Pero es que, por si fuera poco, ese país ha visto cómo los planes de futuro pensado por las potencias amigas son dos y, naturalmente, del todo incompatibles entre sí, como expusiera Nadim SEADI en un artículo publicado en Open Democracy en agosto de 2006: Líbano como Riviera, avalado por Arabia Saudí y los demás Estados del Golfo, e incluso por Egipto y Jordania, frente a un Líbano como Ciudadela propugnado por Irán; un país basado en el comercio y los servicios, abierto y tolerante, y sin necesidad de ejército propio, de un lado; enfrente, otro fuertemente armado, dotado de una clara identidad nacional y necesitado de un enemigo. Es decir: hasta en las ideas que le conciernen Líbano es una artificial conjunción de mundos contrapuestos, y hasta en la más volátil de las decisiones que le incumben, su futuro tiene las riendas en otras manos.
Last but not least Líbano ni siquiera hoy controla la totalidad de su territorio. Ni Siria lo ha abandonado por completo por el norte ni Israel por el sur, aunque haya una gran diferencia en esta doble ocupación, pues mientras Israel actúa en legítima defensa –trata de evitar los cohetes que desde la frontera libanesa caen su territorio-, y su actividad es prácticamente nula tras la llegada de las fuerzas internacionales, la frontera siria se halla salpicada de pueblos por donde pululan grupos de palestinos y de fundamentalistas islámicos armados, y “que se han convertido en rutas del contrabando, así como en fortalezas equipadas con tanques y lanzaderas de misiles”, según dice Robert. G. Rabil en un artículo también publicado en Open Democracy en agosto de este año.
En definitiva: un país que no es dueño de su entero territorio, que tanto su sociedad como su arco parlamentario se hallan divididos por igual, en la que tanto en una como en el otro la mitad de sus miembros reconoce lealtad y sumisión a uno o más amos del exterior, en el que una de las fuerzas dominantes con amo ajeno controla un ejército propio, ajeno a las órdenes del poder civil, etc., es cualquier cosa menos un país unido, democrático, libre y en paz. Lo único que tiene garantizada es la inestabilidad en cualquiera de sus formas, incluida la de su posible destrucción en una guerra civil que será a la vez internacional, y cuya mecha depende básicamente para su ignición de una voluntad externa e incontrolable por él.
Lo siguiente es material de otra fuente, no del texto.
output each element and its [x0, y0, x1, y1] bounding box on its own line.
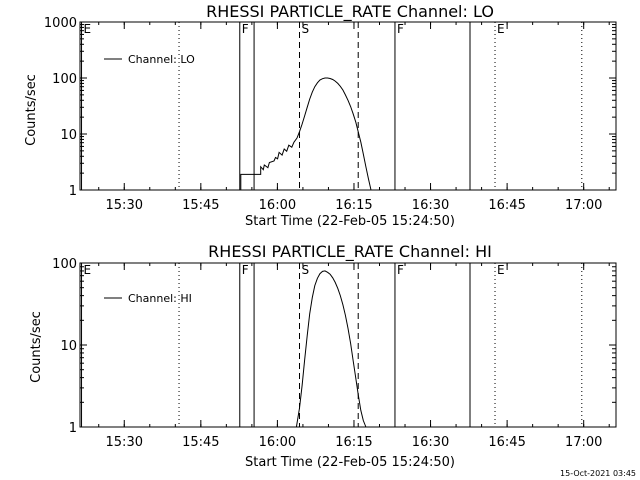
chart-title: RHESSI PARTICLE_RATE Channel: HI [208, 242, 492, 262]
x-tick-label: 16:00 [259, 435, 296, 450]
panel-hi: RHESSI PARTICLE_RATE Channel: HI Counts/… [29, 242, 617, 470]
x-tick-label: 16:30 [412, 435, 449, 450]
footer-timestamp: 15-Oct-2021 03:45 [560, 469, 636, 478]
plot-frame [79, 262, 617, 428]
series-lines [295, 270, 367, 428]
x-tick-label: 16:45 [488, 198, 525, 213]
y-tick-label: 1000 [44, 16, 77, 31]
x-tick-label: 16:45 [488, 435, 525, 450]
x-tick-label: 15:45 [182, 435, 219, 450]
marker-label: F [397, 263, 404, 277]
series-line [295, 270, 367, 428]
marker-label: E [84, 263, 92, 277]
legend-label: Channel: HI [128, 292, 192, 305]
y-tick-label: 100 [52, 257, 77, 272]
x-tick-label: 16:15 [335, 435, 372, 450]
legend-label: Channel: LO [128, 53, 195, 66]
marker-label: E [84, 22, 92, 36]
x-tick-label: 15:45 [182, 198, 219, 213]
marker-label: F [397, 22, 404, 36]
panel-lo: RHESSI PARTICLE_RATE Channel: LO Counts/… [24, 2, 617, 229]
x-tick-label: 16:30 [412, 198, 449, 213]
axes: 15:30 15:45 16:00 16:15 16:30 16:45 17:00 1 10 10… [52, 257, 617, 450]
marker-label: F [242, 263, 249, 277]
y-axis-label: Counts/sec [24, 74, 39, 146]
x-axis-label: Start Time (22-Feb-05 15:24:50) [245, 455, 455, 470]
y-tick-label: 10 [60, 128, 77, 143]
y-tick-label: 100 [52, 72, 77, 87]
axes: 15:30 15:45 16:00 16:15 16:30 16:45 17:00 1 10 10… [44, 16, 617, 213]
marker-label: E [497, 263, 505, 277]
y-tick-label: 1 [69, 421, 77, 436]
marker-label: E [497, 22, 505, 36]
x-tick-label: 15:30 [106, 435, 143, 450]
marker-label: S [302, 263, 310, 277]
legend: Channel: LO [104, 53, 195, 66]
series-lines [240, 77, 372, 191]
x-tick-label: 17:00 [565, 435, 602, 450]
plot-frame [79, 21, 617, 191]
marker-label: S [302, 22, 310, 36]
chart-title: RHESSI PARTICLE_RATE Channel: LO [206, 2, 494, 22]
x-tick-label: 16:15 [335, 198, 372, 213]
legend: Channel: HI [104, 292, 192, 305]
x-tick-label: 17:00 [565, 198, 602, 213]
x-tick-label: 15:30 [106, 198, 143, 213]
y-tick-label: 10 [60, 339, 77, 354]
marker-label: F [242, 22, 249, 36]
y-tick-label: 1 [69, 184, 77, 199]
series-line [240, 77, 372, 191]
x-tick-label: 16:00 [259, 198, 296, 213]
x-axis-label: Start Time (22-Feb-05 15:24:50) [245, 214, 455, 229]
y-axis-label: Counts/sec [29, 311, 44, 383]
Si Líbano ha de sobrevivir, por tanto, será gracias a la mediación de la sociedad internacional, que a través de Naciones Unidas debe presionar a Siria –después le llegará el turno a Irán- hasta forzar a su élite política a vincular su suerte inmediata a la estabilidad del Líbano. Si dicha presión no se produjera, el titiritero seguirá disponiendo a su antojo de su marioneta, para seguir jugando con ella o romperla si le conviene. El Líbano que sobreviva, en cualquier caso, por fuerza será diverso de su sombra actual.